O Fundeb tem prazo de validade a expirar em 2020 e a sua revisão deve ser uma das pautas legislativas mais importantes durante este ano, dada a dependência de praticamente todas as redes públicas de ensino básico pelas verbas que o compõem. Em quatro de cada dez municípios, o Fundeb responde por ao menos 70% do orçamento da educação. No Congresso Nacional discutem alterações que podem ampliar em até cinco vezes os investimentos da União e a melhoria dos critérios de distribuição, privilegiando nos próximos anos os municípios mais pobres. Por isso, acho necessário perguntar sempre aos deputados federais e senadores, sobre como está essa prioridade na agenda política do parlamento.
O Ministério da Educação – MEC e as secretarias estaduais e municipais de Educação têm uma chance histórica de mudar essas imagens de familiares nas filas em busca de um ensino melhor, que por si só representa o anseio de terem melhores oportunidades no futuro, com a empregabilidade e a justiça social cantada em prosa e verso pelos políticos, especialistas e ONGs. São muitos os problemas na educação brasileira, especialmente na educação pública, que não permitem a desatenção do Estado.

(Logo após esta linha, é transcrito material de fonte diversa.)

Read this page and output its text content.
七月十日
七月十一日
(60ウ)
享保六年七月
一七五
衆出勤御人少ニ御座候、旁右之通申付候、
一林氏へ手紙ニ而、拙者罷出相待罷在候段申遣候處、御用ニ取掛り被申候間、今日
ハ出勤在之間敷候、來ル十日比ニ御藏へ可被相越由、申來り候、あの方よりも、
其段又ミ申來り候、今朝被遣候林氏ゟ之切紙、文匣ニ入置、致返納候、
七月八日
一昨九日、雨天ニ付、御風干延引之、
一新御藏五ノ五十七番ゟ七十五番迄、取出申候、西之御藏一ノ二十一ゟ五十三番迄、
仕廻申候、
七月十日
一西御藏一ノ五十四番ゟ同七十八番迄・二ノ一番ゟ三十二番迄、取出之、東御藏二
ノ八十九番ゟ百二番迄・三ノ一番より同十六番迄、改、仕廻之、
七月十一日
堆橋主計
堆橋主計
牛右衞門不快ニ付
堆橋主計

Crianças no 6.º ano do ensino fundamental sem habilidade de ler e escrever, exibidas nas avaliações institucionais, ajudam a generalizar o discurso contra a situação em que se encontra a educação pública no Brasil, vítima da descontinuidade de políticas e ações bem-sucedidas. É essencial firmar o foco na estrutura educacional brasileira, com a maioria recebendo baixos salários, frustração com as condições da oferta de ensino e do trabalho no chão das escolas, dificuldades diárias na realidade escolar e mínima participação das famílias na educação dos seus filhos, apenas para citar alguns exemplos.
A universalização do acesso à educação no Brasil aconteceu em 1997. Uma diferença básica se compararmos com outros países, como os europeus que universalizaram o acesso à educação no século 19, assim como Argentina, Uruguai e Chile. Não é simples comparar a escola pública de hoje com as escolas dos anos 1950, 1960. Naqueles anos, havia 40% das crianças fora da escola. Eram escolas públicas boas para poucos e não uma boa escola pública.